EDEN, Utah - A snowboarder had a close call after getting caught in an avalanche at Powder Mountain Resort on Monday, and caught it all on camera.
Garret Hunting said he went up to the mountain to take advantage of all the fresh powder.
“I was really stoked to get up there because I knew we had just gotten 30-plus inches in the mountains,” Hunting told KSTU.
But his day quickly went downhill when he got to his favorite spot - because of all the new snow and very windy conditions, it didn’t look quite right.
“I knew it looked a little sketchy but there’s only one way down once you get to a certain point,” Hunting said.
So Hunting pointed his board downhill and his friend followed.
“Right here you can see my friend Brinton and you can see the crack where it breaks away,” Hunting said, describing the video of the avalanche. “Everything slows down at that point, everything flashes before your eyes. I literally took my last breath, put my hand to my face just in case I did get buried, and I could maybe punch myself an airbox or something.”
Hunting did everything he could to keep his head above the snow, and when the slide finally stopped he could barely move.
“Right here I’m buried up to my armpits so I had to dig myself out,” Hunting said.
After seeing all the snow above him and below him, Hunting felt lucky to be alive.
“If I were up higher on the mountain, I might not be talking to you right now,” Hunting said.
Powder Mountain Resort says they're grateful no one was hurt. After the avalanche, they sent crews up there and found this was the smallest possible rating for an avalanche but it's also an area where they don't see many problems. They say it's a reminder that avalanches can happen anywhere and to always be prepared.

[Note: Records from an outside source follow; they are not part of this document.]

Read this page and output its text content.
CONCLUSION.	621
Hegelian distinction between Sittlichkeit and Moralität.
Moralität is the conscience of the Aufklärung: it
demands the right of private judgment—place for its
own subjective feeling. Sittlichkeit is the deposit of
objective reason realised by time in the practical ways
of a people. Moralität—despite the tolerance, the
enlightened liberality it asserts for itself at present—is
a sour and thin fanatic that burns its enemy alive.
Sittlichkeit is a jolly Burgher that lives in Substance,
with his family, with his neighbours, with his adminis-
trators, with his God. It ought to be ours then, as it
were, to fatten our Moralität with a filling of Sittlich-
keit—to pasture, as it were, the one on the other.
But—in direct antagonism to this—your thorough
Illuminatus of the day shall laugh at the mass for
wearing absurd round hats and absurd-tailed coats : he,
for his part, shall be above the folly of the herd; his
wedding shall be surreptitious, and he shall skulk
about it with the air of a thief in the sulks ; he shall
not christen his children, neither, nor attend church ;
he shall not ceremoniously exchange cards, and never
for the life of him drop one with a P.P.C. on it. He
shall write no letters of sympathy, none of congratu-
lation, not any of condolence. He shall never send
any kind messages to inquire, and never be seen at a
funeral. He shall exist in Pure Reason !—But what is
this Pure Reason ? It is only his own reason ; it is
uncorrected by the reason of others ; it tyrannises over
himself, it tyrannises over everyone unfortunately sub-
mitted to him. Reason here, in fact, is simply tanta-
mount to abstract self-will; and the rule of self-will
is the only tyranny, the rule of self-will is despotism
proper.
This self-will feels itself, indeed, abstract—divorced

Here is the full response from Powder Mountain Resort:
"First of all, we're very happy to see that Garret was uninjured in this incident. The Powder Mountain Snow Safety team did avalanche mitigation in over 60 avalanche paths all over Powder Mountain yesterday with 25" of new snow and high winds. This avalanche classification SS-AI-D.5-R1 which is the smallest possible rating for an avalanche. This specific area has a small rollover with no terrain traps and is a non suspect area. The debris pile was less than 1' deep. The crown (break size) was less than 10". The overall affected area was about 60' wide and 70' long. We're proud to have a very competent snow safety team at Powder Mountain, encompassing years of knowledge. That said, avalanches and incidents can happen in-bounds and skiers and snowboarders should always be aware of their environment and proceed safely."